C’était un sacré pied qu’elle me rejoigne devant le magasin à l’heure de la pause.
Elle et moi, c’était loin d’être une évidence. Plutôt le contraire : une anomalie. Il y a de nombreux cas, je n’arrête pas d’en voir, qui sont des évidences. Deux personnes qui semblent faites l’une pour l’autre. Qui, quand on les observe, on ne peut s’empêcher de se dire qu’ils sont ensemble parce que ça ne peut pas être autrement.
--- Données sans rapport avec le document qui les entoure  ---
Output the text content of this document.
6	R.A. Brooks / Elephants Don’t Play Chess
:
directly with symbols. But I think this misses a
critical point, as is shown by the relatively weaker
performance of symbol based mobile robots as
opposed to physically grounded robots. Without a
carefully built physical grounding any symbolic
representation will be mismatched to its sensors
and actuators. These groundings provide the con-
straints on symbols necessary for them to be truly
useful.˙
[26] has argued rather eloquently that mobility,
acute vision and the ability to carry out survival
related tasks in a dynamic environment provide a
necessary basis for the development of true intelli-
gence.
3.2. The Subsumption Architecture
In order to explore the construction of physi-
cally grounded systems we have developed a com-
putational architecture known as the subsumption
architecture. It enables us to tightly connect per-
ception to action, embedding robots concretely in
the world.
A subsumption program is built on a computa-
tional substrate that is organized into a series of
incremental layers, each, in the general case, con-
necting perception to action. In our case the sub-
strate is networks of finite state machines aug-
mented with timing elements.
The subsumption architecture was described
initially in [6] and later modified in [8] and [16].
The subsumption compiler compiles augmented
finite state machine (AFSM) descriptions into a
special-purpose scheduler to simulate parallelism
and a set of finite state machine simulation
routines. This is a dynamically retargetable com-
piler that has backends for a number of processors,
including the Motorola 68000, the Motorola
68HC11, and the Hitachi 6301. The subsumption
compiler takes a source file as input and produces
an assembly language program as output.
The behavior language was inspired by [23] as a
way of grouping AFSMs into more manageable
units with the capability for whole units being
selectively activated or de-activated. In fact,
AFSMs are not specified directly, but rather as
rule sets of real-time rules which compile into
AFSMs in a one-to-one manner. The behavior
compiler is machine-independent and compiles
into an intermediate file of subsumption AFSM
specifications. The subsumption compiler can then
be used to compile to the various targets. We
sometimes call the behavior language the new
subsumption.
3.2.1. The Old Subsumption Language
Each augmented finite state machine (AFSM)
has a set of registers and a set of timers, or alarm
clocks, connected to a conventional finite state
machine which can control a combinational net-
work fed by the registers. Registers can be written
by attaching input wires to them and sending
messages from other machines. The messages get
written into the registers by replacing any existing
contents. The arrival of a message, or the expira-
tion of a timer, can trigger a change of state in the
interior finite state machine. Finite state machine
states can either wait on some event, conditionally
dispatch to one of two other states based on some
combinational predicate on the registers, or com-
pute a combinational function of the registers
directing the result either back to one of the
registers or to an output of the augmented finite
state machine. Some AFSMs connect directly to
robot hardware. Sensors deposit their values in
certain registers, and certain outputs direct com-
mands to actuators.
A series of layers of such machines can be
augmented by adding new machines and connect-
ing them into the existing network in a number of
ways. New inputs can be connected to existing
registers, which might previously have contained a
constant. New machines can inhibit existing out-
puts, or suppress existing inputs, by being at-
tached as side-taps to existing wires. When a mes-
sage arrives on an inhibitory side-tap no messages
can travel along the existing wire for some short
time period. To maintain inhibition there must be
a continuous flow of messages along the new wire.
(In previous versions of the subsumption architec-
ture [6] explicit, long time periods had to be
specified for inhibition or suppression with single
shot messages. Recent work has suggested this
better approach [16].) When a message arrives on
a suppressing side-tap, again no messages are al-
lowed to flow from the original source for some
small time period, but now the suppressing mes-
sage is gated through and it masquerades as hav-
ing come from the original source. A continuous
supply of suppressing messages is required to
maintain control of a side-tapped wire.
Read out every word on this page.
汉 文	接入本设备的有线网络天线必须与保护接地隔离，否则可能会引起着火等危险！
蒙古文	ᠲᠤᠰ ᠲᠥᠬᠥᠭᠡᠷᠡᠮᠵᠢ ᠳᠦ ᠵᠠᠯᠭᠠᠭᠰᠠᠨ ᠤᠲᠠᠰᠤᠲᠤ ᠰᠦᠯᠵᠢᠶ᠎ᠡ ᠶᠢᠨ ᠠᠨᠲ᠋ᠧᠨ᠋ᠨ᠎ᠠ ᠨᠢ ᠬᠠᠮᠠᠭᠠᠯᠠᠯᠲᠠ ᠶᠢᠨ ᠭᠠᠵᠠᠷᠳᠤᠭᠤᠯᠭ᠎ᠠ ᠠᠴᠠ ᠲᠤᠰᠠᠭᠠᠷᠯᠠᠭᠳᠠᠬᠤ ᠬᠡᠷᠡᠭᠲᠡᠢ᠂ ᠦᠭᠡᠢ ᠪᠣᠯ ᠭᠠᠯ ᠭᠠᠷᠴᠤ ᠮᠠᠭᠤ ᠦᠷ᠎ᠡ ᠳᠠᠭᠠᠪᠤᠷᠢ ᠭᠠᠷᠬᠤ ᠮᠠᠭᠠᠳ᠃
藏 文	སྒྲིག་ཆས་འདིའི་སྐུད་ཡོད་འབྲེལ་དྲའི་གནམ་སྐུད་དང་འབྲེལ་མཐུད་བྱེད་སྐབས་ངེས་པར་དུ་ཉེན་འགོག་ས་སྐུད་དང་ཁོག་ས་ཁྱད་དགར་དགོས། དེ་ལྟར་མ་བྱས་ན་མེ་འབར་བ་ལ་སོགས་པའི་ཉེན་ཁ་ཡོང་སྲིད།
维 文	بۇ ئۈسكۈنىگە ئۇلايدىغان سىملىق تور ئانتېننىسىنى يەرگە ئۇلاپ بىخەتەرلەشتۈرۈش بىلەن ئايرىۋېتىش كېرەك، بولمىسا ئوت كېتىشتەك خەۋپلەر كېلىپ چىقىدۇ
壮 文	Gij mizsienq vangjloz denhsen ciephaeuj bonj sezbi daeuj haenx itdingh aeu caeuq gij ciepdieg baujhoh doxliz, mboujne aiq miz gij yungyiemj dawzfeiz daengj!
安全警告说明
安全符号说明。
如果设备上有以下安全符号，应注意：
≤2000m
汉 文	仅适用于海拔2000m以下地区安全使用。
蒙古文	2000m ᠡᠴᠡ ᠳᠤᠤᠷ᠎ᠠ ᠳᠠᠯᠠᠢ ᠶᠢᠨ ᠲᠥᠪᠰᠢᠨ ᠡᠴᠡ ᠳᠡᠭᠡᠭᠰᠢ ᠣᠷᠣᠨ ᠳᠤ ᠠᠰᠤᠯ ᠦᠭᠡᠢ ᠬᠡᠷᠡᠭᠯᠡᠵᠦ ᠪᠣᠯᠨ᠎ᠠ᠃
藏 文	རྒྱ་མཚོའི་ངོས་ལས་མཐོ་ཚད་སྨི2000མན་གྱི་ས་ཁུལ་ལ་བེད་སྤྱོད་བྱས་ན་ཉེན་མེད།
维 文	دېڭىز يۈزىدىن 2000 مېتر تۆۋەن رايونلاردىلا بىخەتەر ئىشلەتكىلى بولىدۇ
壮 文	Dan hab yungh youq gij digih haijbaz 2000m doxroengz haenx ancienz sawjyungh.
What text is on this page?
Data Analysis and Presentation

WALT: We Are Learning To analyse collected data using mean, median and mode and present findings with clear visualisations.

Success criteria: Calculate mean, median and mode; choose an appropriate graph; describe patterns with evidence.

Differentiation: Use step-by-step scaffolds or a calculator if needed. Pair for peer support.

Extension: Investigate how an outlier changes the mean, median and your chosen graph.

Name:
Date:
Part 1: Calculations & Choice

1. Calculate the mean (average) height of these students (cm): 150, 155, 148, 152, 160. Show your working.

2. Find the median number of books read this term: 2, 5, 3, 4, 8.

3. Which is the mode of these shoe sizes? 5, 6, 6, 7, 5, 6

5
Mais elle et moi – non, ce n’était pas ça. Alors, qu’est-ce que c’était ? Une rencontre due au hasard, dans une fête à laquelle nous avions participés tous les deux. Des amis d’amis, ce genre-là et peu importe en fait. On était ensemble depuis quelques mois et tout marchait bien et j’étais très fier d’elle et d’être son compagnon, celui qui la faisait rire, tellement qu’elle appuyait parfois sa tête sur mon épaule, tellement que mes collègues là-bas sur le banc se retournaient souvent et nous jetaient des regards où moi, je ne voyais que l’envie.
Leur rencontre eut lieu à la faveur d’un bête changement d’horaires. Elle ne me trouva pas et alla donc se renseigner auprès du groupe de mes collègues sur le banc dans lequel se trouvait Martin. Et mon Dieu, ça ne mit pas longtemps. Je fus d’abord largué rapidement – pas par sms, mais en un geste, un battement de cils peut-être – et chacun rentra chez soi. Nous n’habitions pas ensemble, alors ce fut simple. Ce fut terrible comme ce fut simple. Et puis, je les découvris peu de temps après un jour que j’étais en vacances et venais acheter quelque chose. Ils étaient à l’endroit exact où elle et moi étions quand elle venait pendant mes pauses. Elle lui souriait et rapidement elle passa ses bras autour de la taille de Martin et l’embrassa. Pourquoi une partie de moi n’était pas surprise ? Je pensais avec dégoût qu’avec lui elle venait d’un coup de changer de catégorie, passant dans celle des couples évidents.
Lorsque je revins travailler, je modifiais immédiatement deux choses : je pris désormais toutes mes pauses dans la salle à l’étage, m’asseyant dans un coin du canapé et je ne parlais plus que rarement à mes collègues et bien entendu plus du tout à Martin et à ceux qui avaient l’habitude d’aller sur le banc.
Il y a quelques jours, Martin a été mis à pied à titre conservatoire. En fin de matinée, il a été convoqué dans le bureau du directeur et ça s’est mal passé, il s’est énervé. Martin, je l’avais déjà remarqué, est quelqu’un de très nerveux et je crois que toutes les boissons énergisantes qu’il enfile n’arrangent rien. Après son entrevue avec le directeur, il n’est pas redescendu travailler, il est rentré chez lui tout de suite. Mise à pied à titre conservatoire, on sait tous ce que ça veut dire. Aujourd’hui, il n’est toujours pas revenu, et il ne reviendra pas. Ses collègues peuvent toujours essayer de le défendre, ça ne changera rien, ça s’est mal passé dans le bureau du directeur, il s’est énervé.
Avec moi, les choses se tasseront d’elles-mêmes. Je fais bien mon travail, c’est tout ce qui compte et on oublie vite les gens de toute façon.
Ce matin-là, ils ont visionné la vidéo. Tout ce qu’ils ont pu voir, c’est Martin qui devient menaçant à mon encontre et jette dans ma direction un portable qui rebondit sur mon torse puis tombe par terre. Moi qui le ramasse et m’en vais. Calmement.